How and why was Campbell's story preserved? We can thank Franklin Roosevelt and the New Deal.
During the Great Depression, the government put unemployed Americans to work doing all kinds of projects. One of the major efforts was the Works Progress Administration also known as the WPA.
Restraint in creating multiple layers of bureaucracy has rarely hampered the federal government, and the WPA was no exception. There were a number of project subsets under the WPA umbrella; one of them was the Federal Arts Projects, and under the FAP was the Federal Writers Project.
The FWP created jobs for unemployed white-collar workers who presumably had some prior literary skills. As one component of their efforts, FWP workers conducted interviews with the American populace, gathering tales and folklore from ordinary folk.

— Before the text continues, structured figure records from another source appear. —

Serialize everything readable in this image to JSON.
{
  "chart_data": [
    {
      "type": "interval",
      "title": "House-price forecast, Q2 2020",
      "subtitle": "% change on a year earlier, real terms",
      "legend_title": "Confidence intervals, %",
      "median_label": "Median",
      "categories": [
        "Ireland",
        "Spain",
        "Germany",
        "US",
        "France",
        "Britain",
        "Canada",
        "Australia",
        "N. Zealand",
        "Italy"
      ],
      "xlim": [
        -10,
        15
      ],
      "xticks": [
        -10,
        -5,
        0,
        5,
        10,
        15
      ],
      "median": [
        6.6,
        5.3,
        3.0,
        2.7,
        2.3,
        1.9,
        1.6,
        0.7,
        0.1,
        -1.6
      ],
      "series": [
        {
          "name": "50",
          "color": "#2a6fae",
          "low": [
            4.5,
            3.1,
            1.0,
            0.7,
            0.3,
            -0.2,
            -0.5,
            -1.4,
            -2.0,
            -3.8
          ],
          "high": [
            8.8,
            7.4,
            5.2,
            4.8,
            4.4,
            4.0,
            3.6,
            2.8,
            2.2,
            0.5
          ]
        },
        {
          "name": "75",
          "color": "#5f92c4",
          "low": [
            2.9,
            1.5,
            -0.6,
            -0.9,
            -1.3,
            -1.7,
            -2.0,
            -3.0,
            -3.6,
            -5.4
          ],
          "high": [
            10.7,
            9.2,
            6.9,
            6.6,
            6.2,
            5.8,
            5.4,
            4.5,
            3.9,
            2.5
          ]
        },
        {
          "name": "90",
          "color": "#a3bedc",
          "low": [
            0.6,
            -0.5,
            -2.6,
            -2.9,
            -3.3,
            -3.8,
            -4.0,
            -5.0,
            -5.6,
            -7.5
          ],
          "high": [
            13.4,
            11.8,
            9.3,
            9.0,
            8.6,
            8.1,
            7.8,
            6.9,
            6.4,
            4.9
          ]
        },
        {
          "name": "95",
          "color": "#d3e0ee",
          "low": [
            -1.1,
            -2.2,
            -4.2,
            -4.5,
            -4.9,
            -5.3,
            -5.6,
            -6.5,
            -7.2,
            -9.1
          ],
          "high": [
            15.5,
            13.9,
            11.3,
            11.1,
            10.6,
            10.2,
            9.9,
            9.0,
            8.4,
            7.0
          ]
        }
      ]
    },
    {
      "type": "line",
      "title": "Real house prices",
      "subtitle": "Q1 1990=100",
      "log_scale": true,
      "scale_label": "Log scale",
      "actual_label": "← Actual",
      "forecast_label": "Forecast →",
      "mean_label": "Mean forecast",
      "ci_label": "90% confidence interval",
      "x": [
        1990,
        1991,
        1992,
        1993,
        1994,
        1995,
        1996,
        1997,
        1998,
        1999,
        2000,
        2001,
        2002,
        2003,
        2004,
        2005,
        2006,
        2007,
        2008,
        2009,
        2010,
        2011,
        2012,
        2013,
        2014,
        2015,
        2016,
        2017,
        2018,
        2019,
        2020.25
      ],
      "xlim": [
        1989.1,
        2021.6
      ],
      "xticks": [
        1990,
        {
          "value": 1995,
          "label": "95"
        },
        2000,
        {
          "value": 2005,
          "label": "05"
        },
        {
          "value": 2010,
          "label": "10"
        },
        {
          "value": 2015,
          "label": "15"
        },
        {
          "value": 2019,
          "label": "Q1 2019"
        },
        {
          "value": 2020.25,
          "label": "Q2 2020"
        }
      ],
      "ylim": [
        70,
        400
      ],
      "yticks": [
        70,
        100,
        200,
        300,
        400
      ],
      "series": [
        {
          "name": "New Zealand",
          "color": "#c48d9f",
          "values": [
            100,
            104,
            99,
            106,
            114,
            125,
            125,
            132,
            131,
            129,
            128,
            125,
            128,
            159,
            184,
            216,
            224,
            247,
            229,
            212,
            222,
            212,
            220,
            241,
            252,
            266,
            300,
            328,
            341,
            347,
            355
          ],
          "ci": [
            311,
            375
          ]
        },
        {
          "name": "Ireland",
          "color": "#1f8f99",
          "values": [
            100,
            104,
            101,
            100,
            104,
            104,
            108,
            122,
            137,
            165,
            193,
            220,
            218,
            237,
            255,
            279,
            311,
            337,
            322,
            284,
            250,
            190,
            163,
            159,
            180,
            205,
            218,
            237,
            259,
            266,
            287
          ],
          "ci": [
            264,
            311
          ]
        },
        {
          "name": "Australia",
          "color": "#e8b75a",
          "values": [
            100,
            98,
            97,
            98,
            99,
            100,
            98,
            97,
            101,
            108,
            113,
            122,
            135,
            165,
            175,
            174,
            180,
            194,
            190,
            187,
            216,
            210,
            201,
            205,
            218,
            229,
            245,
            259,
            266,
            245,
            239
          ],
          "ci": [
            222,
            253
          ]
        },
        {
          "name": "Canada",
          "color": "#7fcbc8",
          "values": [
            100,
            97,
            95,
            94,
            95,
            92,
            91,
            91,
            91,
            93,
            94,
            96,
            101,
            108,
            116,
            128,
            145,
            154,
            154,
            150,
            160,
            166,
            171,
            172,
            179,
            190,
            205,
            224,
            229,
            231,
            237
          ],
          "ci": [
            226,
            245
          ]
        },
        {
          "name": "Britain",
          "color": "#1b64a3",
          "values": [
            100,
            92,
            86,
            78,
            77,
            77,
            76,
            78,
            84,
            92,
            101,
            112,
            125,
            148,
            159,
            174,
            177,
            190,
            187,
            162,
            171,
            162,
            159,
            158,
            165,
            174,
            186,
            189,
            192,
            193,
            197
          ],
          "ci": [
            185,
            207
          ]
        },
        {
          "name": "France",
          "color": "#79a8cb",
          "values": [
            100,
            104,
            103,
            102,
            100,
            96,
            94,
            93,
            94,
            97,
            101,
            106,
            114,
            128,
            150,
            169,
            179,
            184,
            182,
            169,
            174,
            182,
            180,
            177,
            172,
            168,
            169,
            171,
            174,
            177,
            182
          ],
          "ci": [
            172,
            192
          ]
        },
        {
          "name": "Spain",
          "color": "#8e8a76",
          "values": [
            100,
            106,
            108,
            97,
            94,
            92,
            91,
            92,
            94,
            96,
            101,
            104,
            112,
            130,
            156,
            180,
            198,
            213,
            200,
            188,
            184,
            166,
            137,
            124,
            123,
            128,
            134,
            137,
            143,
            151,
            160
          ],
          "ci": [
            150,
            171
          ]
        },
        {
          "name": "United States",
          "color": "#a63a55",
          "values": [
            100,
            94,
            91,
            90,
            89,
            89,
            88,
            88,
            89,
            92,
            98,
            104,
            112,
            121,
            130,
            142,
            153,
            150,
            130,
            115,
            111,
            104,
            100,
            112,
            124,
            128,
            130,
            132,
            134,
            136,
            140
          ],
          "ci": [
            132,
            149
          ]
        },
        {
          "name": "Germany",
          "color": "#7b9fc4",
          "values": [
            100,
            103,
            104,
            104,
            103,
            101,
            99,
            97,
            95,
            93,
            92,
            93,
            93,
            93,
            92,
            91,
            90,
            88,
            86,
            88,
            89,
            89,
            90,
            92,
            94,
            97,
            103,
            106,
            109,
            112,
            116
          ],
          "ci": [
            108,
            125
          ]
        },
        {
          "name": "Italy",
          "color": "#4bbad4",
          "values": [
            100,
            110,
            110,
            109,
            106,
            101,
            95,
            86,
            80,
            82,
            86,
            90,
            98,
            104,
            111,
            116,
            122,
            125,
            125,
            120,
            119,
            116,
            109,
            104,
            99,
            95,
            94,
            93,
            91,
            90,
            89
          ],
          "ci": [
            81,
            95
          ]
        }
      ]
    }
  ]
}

FWP workers in Florida began to focus on interviewing former slaves; eventually WPA head-honchos in Washington got wind of the slave interviews. They liked the concept and decided to create a specific program to collect narratives or oral histories from former slaves.
That's what sent Hallie Miller, an Ohio FWP worker, to James Campbell's door. In his conversation with Miller, Campbell described his life as a slave; he also mentioned his parents and his siblings.
Additionally, he named his owner and the owner's children, making comments about their personalities.
Campbell's story and a photograph taken of him can be found on the Internet at the Library of Congress Web site. Digital images of typed interviews with more than 2,300 former slaves, as well as 500 photographs, are online at: memory.loc.gov/ammem/snhtml/snhome.html
In addition to the fascinating historical nature of these slave narratives, they can be a valuable resource for tracing African-American ancestors and for tracing slave-owners.
Many of the interviewees mentioned names, dates, and places for both their own families and for the families of their masters.
Like most family history resources, researchers need to approach the narratives with some caution. The interviews were conducted more than 70 years after the slaves had been freed. Naturally, all of the interviewees were elderly, some more than 100 years old. Memories had faded.
Also, the vast majority of the interviewers were white and some of the former slaves may have tempered their comments, saying what they thought the interviewer wanted to hear.
The narratives also went through several editing stages, by the initial interviewer and by others up the ladder in the FWP. In some cases, the original notes taken at the interview contain much more, and occasionally much different, information than what made it into the final version.
Many other slave narratives exist besides the 2,300 on the Library of Congress Web site. For a good overview of where to find additional FWP slave narratives, as well as narratives collected as parts of other projects, see the book African American Genealogical Sourcebook, edited by Paula K. Byers.